Женщина из чужой жизни.
Как не везло ему до Лёси с женщинами! Боже мой, как не везло!
Тогда, в училище, с Ларисой. Комсомольские концертные бригады на целину. Они с Ларисой работали партерную акробатику. Бесконечные переезды по ровной, как доска, голой степи, ночевки в крытом кузове грузовика, по пустым клубам или просто в стогах.
Когда Лариса, уже в Москве, сказала ему, что беременна, он разревелся. Она не ревела, а он разревелся.
Мама была еще жива. Он хорошо помнит их комнату в двухэтажном деревянном доме на Собачьей площадке. Окнами на скверик. Мальчишки почему-то верили, что этот скверик — бывшее собачье кладбище. От той обстановки у него осталась тяжелая ребристая тумба с бронзовыми накладками — подставка под давно проданную бронзовую лампу — и, конечно, отцовский портрет в широкой темной раме. Кстати, мамину фотографию — в меховом воротнике мама и в черной шляпке — надо срочно обрамить и повесить. Руки не доходят.
Он пришел и прямо сказал маме, что Лариса беременна. Лариса не пошла. Ждала его в скверике на скамейке. Осень тогда была поздняя. Рано смеркалось.
Мама сидела за столом, подвязав веревочкой абажур, чтобы свет падал в ее сторону, и обшивала полями велюровую тулью, надетую на болванку. Мамина вечная шляпная халтура. Мама посмотрела на портрет отца, потом на него и сказала:
— Отец бы тебя выдрал как Сидорову козу. Я не могу. К сожалению.

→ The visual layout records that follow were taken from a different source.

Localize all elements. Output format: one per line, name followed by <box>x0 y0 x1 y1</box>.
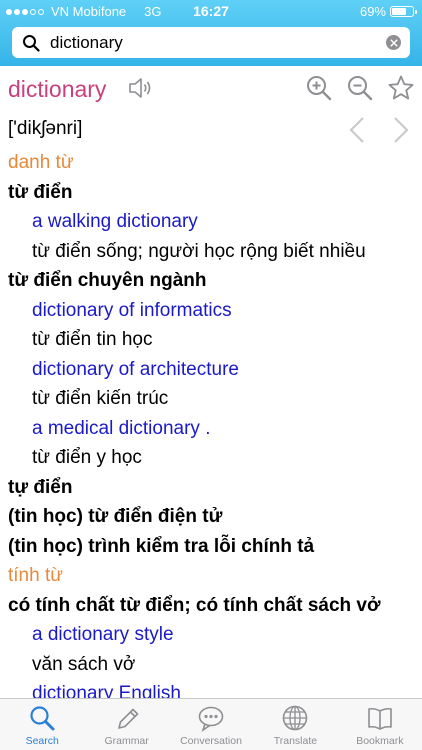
zoom-out-icon[interactable] <box>346 74 374 102</box>
battery-icon <box>390 6 417 17</box>
clear-search-button[interactable] <box>386 35 401 50</box>
example-phrase[interactable]: a dictionary style <box>0 620 422 650</box>
part-of-speech: tính từ <box>8 565 63 586</box>
sense-heading: (tin học) từ điển điện tử <box>8 506 223 527</box>
example-phrase[interactable]: dictionary of informatics <box>0 296 422 326</box>
entry-view: dictionary ['dikʃənri] danh từ từ điển a w… <box>0 66 422 698</box>
close-icon <box>389 38 398 47</box>
globe-icon <box>283 705 308 731</box>
search-bar[interactable] <box>12 27 410 58</box>
example-phrase[interactable]: dictionary English <box>0 679 422 698</box>
part-of-speech: danh từ <box>8 152 74 173</box>
previous-word-icon[interactable] <box>348 116 366 144</box>
sense-heading: (tin học) trình kiểm tra lỗi chính tả <box>8 535 315 557</box>
tab-label: Bookmark <box>356 735 404 747</box>
example-phrase[interactable]: dictionary of architecture <box>0 355 422 385</box>
tab-translate[interactable]: Translate <box>253 699 337 750</box>
speaker-icon[interactable] <box>126 74 154 102</box>
example-phrase[interactable]: a medical dictionary . <box>0 414 422 444</box>
translation: từ điển kiến trúc <box>32 388 169 409</box>
star-bookmark-icon[interactable] <box>387 74 415 102</box>
headword: dictionary <box>8 76 107 102</box>
tab-label: Conversation <box>180 735 242 747</box>
search-input[interactable] <box>50 32 370 53</box>
translation: văn sách vở <box>32 653 136 675</box>
battery-info: 69% <box>359 4 417 19</box>
zoom-in-icon[interactable] <box>305 74 333 102</box>
tab-grammar[interactable]: Grammar <box>84 699 168 750</box>
example-phrase[interactable]: a walking dictionary <box>0 207 422 237</box>
translation: từ điển tin học <box>32 329 153 350</box>
clock: 16:27 <box>193 3 229 19</box>
tab-bookmark[interactable]: Bookmark <box>338 699 422 750</box>
battery-percent: 69% <box>359 4 386 19</box>
tab-search[interactable]: Search <box>0 699 84 750</box>
sense-heading: từ điển chuyên ngành <box>8 270 207 291</box>
next-word-icon[interactable] <box>392 116 410 144</box>
header-bar: VN Mobifone 3G 16:27 69% <box>0 0 422 66</box>
chat-bubble-icon <box>198 706 224 732</box>
translation: từ điển y học <box>32 447 142 468</box>
sense-heading: tự điển <box>8 476 73 498</box>
sense-heading: có tính chất từ điển; có tính chất sách … <box>8 594 381 616</box>
translation: từ điển sống; người học rộng biết nhiều <box>32 240 366 262</box>
tab-label: Search <box>25 735 59 747</box>
search-icon <box>30 706 55 731</box>
book-icon <box>368 707 392 730</box>
definition-list: danh từ từ điển a walking dictionary từ điể… <box>0 148 422 698</box>
sense-heading: từ điển <box>8 181 73 203</box>
search-icon <box>23 34 40 52</box>
tab-conversation[interactable]: Conversation <box>169 699 253 750</box>
tab-bar: Search Grammar Conversation Translate Bookma… <box>0 698 422 750</box>
tab-label: Grammar <box>104 735 149 747</box>
pencil-icon <box>117 708 138 729</box>
pronunciation: ['dikʃənri] <box>8 118 83 139</box>
tab-label: Translate <box>273 735 318 747</box>
status-bar: VN Mobifone 3G 16:27 69% <box>0 0 422 22</box>
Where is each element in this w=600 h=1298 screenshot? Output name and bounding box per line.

И стала опять подшивать поля, медленно по кругу поворачивая болванку.
Отец Сергея, Дементий Алексеевич Синицын, был художником-модельером. Редкая тогда профессия. Ушел на фронт с первым московским ополчением. Воевал сапером. В сорок третьем году за боевые заслуги был награжден двухнедельным отпуском в Москву. Его часть вышла из боев в марте сорок пятого. Стояли на берегу Вислы. Ждали победы. Утром 10 мая счастливо доживший до конца войны капитан Синицын пошел с молодыми бойцами обезвреживать обнаруженную ими немецкую мину.
Бойцы окружилияму. Отрытая мина лежала на краю, на буруне сырой мягкой земли.
— Бойцы, — сказал капитан Синицын и взялся за маленькую черную ручку на боку мины, — чтобы обезвредить данную мину, рукоятку взрывателя следует повернуть вот так, — повернул, — и ни в коем случае не так, — и машинально повернул еще раз…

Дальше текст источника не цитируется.